I have a sequence $x_0 = 0$, $x_{n+1} = f(x_n)$ and I know that:
- $f(x)$ is stricty convex on $[0,1]$
- $f(x)$ is increasing on $[0,1]$
- $f(1) = 1$
if need be, I can further assume that
- $f(x)$ is continuous on $(0,1)$
I want to show that if $f'(1) \leq 1$, then $x_n \to 1$ as $n \to \infty$. Any ideas on how to approach this?
Using 1.-3. I can show that $1>x_{n+1}>x_n$ for all $n$. Hence I know that the sequence must converge. It is also clear that the limit is a fixed point of $f(x)$. However, how can I be sure that $x = 1$ is the only fixed point of $f$ on $[0,1]$?

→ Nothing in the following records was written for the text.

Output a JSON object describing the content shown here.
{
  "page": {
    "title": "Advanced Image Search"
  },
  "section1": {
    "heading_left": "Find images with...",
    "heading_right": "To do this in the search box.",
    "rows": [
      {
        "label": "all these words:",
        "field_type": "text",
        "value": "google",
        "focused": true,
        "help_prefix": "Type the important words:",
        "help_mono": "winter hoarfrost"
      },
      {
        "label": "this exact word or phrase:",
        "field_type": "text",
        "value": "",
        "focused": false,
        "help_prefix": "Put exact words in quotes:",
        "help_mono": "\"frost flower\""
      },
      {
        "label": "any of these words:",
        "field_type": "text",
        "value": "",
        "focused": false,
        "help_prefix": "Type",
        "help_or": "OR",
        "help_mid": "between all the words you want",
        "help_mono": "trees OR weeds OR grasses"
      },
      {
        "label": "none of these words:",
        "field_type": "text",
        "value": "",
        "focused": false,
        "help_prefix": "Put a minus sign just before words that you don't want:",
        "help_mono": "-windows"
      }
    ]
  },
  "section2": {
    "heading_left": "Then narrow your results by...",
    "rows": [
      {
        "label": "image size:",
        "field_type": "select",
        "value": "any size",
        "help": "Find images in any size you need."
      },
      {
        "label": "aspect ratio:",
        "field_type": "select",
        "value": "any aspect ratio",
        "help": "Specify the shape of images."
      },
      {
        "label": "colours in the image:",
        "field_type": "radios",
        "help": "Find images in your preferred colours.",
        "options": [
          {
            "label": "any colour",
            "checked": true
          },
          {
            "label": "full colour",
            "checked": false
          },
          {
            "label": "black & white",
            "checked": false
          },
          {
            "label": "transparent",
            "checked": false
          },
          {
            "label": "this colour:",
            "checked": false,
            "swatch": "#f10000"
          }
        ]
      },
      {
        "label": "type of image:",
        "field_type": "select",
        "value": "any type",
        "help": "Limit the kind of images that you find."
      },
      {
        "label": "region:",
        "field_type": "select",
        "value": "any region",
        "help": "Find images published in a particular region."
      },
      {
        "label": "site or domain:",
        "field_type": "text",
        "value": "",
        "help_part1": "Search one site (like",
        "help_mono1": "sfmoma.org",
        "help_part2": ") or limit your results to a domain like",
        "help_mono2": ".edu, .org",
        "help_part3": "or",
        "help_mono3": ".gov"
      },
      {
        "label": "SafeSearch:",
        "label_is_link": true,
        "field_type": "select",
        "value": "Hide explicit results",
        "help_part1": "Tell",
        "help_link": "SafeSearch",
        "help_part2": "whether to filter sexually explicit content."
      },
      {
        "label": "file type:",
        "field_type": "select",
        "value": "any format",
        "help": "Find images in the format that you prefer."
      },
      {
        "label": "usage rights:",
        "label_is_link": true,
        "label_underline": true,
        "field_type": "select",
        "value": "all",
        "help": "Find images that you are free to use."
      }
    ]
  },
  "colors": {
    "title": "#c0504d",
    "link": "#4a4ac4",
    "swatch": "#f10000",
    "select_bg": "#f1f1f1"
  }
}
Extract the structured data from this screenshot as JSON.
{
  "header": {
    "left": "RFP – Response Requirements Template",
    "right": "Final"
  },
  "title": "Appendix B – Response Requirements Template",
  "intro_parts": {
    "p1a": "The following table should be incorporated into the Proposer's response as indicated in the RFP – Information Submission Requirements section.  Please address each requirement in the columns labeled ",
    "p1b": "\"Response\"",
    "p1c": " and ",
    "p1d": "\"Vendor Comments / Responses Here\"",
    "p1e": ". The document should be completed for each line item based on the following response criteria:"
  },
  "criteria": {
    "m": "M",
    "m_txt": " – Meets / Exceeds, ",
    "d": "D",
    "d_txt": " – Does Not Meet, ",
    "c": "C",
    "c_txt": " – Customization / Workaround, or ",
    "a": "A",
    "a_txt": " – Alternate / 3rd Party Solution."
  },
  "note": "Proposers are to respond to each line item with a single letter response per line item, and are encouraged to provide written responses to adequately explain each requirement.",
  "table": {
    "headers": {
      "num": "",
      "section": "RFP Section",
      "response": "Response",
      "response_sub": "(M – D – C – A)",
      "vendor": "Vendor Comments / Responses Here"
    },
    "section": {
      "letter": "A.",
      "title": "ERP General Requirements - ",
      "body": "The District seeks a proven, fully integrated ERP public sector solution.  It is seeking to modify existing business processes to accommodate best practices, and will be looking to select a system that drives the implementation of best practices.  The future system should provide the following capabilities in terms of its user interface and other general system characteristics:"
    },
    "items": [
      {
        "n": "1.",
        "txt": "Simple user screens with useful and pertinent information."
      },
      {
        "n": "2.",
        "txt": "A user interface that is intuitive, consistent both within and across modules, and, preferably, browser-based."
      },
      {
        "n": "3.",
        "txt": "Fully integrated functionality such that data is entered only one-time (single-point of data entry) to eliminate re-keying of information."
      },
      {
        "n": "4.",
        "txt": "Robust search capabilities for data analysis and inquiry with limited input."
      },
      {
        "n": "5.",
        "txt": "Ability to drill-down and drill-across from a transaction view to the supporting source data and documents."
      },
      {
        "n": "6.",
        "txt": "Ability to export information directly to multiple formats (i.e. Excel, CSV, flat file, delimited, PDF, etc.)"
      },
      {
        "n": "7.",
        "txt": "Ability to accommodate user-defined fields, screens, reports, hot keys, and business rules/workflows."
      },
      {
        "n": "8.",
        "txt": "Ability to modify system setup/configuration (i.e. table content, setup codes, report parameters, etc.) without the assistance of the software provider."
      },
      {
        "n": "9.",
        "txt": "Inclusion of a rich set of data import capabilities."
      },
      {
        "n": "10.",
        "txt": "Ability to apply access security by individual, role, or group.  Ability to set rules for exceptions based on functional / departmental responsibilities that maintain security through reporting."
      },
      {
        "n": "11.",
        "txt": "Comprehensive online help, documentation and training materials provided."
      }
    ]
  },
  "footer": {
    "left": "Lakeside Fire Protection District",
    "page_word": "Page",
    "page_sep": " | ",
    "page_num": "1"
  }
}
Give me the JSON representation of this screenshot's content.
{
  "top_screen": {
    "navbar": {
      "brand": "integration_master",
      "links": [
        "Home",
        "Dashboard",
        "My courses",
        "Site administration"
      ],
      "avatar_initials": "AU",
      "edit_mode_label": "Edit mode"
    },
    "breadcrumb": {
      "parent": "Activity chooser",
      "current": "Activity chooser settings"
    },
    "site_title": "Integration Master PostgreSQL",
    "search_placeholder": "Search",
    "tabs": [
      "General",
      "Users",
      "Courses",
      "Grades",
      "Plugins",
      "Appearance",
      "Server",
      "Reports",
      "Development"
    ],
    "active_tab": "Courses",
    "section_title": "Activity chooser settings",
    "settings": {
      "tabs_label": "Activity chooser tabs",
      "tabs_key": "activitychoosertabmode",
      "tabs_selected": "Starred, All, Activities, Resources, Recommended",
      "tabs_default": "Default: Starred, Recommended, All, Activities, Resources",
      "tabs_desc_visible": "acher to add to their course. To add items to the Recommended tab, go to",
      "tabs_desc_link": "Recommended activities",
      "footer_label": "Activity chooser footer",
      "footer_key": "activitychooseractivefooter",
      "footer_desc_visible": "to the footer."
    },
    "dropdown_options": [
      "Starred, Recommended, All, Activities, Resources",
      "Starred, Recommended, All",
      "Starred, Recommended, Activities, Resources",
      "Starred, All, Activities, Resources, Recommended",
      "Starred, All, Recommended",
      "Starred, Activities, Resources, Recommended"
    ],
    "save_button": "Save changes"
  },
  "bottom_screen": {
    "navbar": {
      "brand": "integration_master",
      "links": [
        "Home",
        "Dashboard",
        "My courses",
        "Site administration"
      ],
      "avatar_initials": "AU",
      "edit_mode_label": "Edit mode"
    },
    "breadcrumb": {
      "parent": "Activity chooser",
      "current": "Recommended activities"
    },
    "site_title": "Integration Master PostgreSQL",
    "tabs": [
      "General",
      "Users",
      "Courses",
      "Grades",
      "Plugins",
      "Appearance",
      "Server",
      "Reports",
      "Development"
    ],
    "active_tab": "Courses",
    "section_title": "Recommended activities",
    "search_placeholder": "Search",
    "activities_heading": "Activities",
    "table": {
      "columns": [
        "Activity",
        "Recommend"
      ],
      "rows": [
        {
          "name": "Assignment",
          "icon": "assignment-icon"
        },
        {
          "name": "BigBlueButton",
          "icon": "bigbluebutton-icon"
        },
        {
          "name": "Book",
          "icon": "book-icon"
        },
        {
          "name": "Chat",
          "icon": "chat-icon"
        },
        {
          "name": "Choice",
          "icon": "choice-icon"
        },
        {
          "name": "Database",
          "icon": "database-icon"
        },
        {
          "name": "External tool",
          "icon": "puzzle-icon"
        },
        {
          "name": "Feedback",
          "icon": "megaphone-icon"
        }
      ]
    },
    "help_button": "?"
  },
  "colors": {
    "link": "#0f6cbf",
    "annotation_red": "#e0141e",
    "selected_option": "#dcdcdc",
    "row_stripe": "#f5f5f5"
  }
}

Suppose $f$ has some other fixed point $x' < 1$, so $f(x') = x'$.
This will cause problems. Intuitively, the fact that $f$ is strictly convex and $f'(1) \le 1$ means $f$ certainly cannot dip below the line $y = x$. Because of the strictness, it also can't touch it again.
More formally: by strict convexity, for all $x$ with $x' < x < 1$, we have $f(x) < x$.
Now pick any $t \in (x', 1)$. Let $m$ be the gradient of the line segment joining $(t, f(t))$ and $(1, 1)$. Then $m > 1$. We'll show this violates convexity by using the fact that $f(1 - h) \approx 1 - f'(1)h$ for small $h$. In particular, for $h$ sufficiently small, we must have $f(1 - h) > 1 - mh$, since $m > f'(1)$. This contradicts strict convexity on the interval $[t, 1]$, which says that $f(1 - h) < 1 - mh$. So there is no fixed point besides $1$!